Ein erster Silberstreif am Gourmet-Himmel war die Erfindung der "Currywurst" in Berlin. Am 4. September 1949 schnitt Herta Heuwer in ihrer armseligen Imbissbude im Bezirk Charlottenburg zum ersten Mal eine Bratwurst in feine Scheiben, fügte verschiedene Gewürze hinzu und patschte Ketchup drauf. Heute gehört Currywurst mit Pommes zu den Favoriten in deutschen Firmenkantinen.

In den 1950er-Jahren dann Gourmet-Erfindung Nummer zwei: "Toast Hawaii"! Damit brachte der vom Schauspieler zum Fernsehkoch mutierte Clemens Wilmenrod die Deutschen am 20. Februar 1953 auf den internationalen Geschmack.

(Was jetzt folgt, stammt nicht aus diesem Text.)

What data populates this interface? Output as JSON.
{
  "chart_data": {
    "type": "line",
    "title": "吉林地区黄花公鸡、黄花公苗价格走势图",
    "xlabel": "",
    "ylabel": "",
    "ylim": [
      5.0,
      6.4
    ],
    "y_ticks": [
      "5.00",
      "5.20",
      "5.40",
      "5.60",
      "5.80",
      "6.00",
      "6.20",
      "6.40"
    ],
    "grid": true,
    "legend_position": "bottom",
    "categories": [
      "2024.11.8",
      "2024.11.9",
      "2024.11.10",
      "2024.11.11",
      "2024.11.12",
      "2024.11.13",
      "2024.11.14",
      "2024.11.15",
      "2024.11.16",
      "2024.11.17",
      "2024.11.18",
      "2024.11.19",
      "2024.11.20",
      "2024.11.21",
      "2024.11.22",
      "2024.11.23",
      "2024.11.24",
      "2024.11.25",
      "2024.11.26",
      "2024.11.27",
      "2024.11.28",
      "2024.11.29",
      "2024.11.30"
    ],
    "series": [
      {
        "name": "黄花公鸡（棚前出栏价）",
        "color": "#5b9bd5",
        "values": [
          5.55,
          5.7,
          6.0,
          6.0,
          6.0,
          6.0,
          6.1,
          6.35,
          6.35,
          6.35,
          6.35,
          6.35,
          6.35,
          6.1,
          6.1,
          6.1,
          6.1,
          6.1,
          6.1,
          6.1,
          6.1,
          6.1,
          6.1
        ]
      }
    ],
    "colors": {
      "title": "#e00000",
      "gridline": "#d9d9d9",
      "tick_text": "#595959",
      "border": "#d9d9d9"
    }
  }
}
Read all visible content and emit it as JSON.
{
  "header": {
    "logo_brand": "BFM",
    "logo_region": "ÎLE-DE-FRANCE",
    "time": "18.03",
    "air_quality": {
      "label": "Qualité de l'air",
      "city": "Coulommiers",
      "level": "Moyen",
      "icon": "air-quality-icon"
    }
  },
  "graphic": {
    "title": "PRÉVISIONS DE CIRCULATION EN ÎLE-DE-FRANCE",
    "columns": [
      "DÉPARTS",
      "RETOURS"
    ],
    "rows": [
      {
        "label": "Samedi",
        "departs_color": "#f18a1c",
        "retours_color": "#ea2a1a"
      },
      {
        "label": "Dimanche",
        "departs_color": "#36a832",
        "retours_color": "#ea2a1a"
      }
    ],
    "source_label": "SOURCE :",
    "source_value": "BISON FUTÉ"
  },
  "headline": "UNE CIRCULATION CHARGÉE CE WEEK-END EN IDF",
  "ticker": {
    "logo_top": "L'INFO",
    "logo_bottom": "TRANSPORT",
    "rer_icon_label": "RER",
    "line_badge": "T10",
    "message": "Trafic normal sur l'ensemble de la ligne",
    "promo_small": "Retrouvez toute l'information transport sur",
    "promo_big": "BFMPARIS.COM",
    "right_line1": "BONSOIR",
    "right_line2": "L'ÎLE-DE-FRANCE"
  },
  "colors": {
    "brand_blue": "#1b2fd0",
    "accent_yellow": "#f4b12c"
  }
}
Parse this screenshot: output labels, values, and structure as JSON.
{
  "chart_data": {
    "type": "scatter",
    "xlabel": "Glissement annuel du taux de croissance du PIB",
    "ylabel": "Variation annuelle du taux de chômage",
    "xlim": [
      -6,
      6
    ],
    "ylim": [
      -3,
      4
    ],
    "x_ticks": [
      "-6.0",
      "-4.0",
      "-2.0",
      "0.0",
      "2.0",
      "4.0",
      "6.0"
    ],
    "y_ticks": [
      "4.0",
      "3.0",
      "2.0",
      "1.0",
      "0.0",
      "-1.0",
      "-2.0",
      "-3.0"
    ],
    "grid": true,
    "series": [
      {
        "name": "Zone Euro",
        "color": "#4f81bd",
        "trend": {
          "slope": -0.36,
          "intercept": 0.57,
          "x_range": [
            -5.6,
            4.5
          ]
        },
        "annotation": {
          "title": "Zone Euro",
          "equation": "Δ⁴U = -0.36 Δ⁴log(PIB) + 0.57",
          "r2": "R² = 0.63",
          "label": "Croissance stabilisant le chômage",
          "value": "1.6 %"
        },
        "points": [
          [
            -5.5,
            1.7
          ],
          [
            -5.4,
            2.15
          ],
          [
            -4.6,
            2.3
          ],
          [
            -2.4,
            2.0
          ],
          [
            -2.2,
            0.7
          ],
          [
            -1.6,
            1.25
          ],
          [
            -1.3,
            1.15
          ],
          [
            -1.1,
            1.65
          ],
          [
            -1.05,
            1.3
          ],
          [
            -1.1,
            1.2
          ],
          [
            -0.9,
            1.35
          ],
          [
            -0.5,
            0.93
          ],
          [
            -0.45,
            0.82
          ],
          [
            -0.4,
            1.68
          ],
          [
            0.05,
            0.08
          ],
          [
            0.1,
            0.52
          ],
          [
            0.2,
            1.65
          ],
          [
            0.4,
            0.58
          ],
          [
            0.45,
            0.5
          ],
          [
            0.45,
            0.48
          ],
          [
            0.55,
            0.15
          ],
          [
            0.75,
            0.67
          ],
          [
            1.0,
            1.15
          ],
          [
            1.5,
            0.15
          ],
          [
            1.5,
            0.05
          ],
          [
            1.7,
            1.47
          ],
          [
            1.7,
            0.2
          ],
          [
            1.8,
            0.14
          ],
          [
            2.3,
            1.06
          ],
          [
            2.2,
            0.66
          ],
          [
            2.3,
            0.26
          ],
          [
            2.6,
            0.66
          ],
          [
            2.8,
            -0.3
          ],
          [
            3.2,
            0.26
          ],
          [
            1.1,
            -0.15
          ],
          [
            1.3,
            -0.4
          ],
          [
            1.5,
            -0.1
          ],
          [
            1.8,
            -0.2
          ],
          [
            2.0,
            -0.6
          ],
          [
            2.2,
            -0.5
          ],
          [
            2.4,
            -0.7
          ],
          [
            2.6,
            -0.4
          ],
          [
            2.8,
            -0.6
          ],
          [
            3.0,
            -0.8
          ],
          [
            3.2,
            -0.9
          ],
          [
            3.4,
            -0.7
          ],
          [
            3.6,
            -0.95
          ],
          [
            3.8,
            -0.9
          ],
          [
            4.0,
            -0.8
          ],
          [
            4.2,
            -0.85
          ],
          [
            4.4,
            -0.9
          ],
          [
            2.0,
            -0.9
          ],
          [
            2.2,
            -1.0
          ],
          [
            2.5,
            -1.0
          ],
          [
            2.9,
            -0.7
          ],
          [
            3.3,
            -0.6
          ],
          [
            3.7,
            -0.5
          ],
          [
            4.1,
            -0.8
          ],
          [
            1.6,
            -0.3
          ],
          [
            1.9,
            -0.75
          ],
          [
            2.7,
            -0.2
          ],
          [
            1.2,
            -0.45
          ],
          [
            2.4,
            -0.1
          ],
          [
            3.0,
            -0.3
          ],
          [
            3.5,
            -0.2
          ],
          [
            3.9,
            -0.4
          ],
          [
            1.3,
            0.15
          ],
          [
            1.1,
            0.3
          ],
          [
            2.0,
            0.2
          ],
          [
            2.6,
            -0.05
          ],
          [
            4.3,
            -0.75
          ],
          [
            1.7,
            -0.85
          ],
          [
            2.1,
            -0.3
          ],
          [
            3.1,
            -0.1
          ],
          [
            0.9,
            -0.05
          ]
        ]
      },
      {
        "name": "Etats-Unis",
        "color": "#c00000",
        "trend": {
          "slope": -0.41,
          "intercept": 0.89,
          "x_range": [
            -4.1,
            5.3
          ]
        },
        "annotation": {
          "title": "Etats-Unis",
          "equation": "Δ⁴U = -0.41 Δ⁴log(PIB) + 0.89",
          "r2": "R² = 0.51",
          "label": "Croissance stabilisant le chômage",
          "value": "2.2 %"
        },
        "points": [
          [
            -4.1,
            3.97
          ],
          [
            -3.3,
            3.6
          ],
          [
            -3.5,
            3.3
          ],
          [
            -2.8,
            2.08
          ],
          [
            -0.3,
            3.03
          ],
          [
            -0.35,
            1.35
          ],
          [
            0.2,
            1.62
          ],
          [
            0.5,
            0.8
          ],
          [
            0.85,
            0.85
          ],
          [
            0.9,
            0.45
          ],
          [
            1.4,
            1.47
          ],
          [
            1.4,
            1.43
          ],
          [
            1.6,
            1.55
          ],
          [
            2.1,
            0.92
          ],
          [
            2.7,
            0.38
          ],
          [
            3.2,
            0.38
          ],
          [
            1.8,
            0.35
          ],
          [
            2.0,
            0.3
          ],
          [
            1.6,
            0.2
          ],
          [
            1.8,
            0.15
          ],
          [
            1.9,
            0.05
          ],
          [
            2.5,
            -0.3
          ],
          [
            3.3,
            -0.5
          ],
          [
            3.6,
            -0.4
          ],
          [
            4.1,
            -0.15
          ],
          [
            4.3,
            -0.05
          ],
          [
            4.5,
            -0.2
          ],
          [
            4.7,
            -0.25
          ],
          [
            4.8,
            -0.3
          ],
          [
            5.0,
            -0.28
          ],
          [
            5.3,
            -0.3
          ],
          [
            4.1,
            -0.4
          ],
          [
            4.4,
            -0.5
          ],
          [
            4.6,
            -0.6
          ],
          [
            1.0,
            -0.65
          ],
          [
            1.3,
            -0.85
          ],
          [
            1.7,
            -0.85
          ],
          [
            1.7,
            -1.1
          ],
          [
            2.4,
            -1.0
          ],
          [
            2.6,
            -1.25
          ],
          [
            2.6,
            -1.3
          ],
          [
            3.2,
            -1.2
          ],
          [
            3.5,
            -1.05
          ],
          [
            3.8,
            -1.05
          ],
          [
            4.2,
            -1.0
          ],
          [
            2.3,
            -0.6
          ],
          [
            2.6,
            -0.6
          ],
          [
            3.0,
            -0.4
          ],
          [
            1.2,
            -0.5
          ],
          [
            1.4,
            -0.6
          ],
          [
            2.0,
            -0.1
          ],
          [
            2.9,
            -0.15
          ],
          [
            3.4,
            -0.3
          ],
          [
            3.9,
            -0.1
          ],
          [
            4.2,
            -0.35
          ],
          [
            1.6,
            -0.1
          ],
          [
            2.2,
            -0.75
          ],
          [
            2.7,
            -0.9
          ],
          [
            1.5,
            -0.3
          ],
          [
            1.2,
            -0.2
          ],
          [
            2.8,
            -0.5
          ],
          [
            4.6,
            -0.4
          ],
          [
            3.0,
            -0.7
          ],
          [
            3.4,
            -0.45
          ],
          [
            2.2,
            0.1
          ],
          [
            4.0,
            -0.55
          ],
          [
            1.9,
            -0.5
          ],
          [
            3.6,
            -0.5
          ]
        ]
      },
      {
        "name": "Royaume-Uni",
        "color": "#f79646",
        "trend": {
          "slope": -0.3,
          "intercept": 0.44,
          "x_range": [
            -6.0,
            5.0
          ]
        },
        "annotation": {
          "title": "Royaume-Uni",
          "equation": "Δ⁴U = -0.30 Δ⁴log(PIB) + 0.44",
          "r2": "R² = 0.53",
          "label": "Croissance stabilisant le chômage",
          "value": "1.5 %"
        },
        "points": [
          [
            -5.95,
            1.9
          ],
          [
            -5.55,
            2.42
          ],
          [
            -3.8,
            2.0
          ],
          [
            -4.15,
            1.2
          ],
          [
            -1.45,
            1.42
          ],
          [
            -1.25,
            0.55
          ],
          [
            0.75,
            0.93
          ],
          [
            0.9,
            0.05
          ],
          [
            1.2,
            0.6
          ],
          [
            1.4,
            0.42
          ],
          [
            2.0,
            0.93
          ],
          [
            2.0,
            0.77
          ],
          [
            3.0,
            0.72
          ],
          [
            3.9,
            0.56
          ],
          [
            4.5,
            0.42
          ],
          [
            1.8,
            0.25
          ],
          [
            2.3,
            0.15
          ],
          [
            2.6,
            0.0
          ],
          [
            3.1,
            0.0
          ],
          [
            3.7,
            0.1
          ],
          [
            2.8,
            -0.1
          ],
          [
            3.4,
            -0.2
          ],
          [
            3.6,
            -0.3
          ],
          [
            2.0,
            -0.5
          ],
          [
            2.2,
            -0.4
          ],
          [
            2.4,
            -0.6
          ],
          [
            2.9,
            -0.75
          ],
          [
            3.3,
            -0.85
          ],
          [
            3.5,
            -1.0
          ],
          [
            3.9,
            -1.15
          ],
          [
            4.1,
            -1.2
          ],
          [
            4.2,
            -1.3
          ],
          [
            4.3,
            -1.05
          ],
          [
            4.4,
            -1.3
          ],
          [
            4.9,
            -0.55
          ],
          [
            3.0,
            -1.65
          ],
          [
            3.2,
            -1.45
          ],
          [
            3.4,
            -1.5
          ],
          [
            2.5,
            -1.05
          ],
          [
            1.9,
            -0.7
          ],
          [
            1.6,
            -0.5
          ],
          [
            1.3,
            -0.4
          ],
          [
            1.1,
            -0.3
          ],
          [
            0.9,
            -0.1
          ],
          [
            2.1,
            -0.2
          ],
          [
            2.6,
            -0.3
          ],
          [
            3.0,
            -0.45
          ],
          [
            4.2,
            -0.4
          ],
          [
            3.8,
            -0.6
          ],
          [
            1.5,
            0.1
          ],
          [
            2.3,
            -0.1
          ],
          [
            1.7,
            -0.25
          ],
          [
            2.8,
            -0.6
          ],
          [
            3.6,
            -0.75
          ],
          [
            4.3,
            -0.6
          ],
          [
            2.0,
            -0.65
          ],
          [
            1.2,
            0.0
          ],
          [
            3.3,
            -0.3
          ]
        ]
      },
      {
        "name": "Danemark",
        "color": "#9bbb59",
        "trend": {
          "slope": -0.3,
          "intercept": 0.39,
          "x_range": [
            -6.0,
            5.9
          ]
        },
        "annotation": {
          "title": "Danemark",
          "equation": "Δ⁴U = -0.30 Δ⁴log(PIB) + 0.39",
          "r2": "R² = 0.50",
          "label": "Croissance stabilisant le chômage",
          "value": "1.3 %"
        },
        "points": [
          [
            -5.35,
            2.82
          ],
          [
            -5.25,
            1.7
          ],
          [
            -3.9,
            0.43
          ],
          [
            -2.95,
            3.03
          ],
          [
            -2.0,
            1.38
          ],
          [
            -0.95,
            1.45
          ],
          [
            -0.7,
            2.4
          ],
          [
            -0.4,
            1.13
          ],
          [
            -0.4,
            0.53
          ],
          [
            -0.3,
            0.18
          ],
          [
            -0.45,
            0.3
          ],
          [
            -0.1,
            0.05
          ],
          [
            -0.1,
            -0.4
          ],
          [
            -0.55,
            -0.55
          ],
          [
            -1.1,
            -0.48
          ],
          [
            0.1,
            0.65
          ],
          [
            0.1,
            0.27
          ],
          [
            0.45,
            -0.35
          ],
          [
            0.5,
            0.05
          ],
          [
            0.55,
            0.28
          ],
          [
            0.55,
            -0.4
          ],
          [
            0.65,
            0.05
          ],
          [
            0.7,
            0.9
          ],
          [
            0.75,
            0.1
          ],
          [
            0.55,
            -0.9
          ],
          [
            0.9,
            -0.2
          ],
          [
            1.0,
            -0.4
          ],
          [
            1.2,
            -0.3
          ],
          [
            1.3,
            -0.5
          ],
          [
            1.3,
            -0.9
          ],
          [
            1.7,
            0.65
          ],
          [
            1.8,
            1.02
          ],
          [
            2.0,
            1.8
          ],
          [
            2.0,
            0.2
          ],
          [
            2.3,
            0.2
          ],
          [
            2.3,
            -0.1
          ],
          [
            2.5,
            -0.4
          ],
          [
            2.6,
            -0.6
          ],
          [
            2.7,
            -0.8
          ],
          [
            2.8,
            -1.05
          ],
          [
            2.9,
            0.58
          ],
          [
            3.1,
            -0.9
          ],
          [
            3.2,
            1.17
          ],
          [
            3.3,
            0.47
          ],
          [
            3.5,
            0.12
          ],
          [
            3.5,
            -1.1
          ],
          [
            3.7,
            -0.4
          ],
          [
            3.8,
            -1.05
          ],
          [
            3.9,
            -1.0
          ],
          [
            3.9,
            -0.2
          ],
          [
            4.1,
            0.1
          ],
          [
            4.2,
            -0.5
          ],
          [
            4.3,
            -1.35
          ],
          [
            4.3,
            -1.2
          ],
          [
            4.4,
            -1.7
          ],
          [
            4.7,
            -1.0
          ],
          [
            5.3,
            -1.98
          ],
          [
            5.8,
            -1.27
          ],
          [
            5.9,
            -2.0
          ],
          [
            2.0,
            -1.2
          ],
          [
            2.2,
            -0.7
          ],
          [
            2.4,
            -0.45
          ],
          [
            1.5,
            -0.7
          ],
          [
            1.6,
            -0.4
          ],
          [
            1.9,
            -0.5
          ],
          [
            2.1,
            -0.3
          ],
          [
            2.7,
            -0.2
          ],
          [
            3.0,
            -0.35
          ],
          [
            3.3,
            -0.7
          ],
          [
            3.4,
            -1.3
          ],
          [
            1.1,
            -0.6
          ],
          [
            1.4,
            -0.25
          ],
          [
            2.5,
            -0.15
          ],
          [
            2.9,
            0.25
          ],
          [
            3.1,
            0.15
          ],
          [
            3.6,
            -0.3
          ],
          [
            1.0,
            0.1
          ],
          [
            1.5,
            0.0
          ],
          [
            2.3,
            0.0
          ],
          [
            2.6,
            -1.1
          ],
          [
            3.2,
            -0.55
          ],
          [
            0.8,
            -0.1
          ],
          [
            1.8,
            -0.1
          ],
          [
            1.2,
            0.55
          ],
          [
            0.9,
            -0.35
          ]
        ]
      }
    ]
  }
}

Sein Rezept ging um die Welt: Toastbrot mit Ananas, Schinken und Käse-Scheiblette im Ofen überbacken.

Inzwischen haben wir Deutschen so ziemlich alle Küchen dieser Welt durchgekostet: von Sushi bis Scampi, von Tofu bis Chili-Fisch. Ein Wunder, dass uns jetzt die Lust auf Steckrüben den Mund wässrig macht?

  • Um sich ein Kilo Schweinefleisch leisten zu können, musste man 1950 drei Stunden arbeiten - 1990 nur noch 34 Minuten. Die Verfasser der Tabelle, Annette und Herbert Kalcher, wählten das Jahr 1950 als Ausgangsbasis, weil es erst da vergleichbare Daten gab und sich das Leben nach dem Krieg normalisierte. Als Vergleichsjahr wurde 1990 gewählt (noch keine Statistik-Verwerfungen durch Wiedervereinigung und Euro-Umstellung).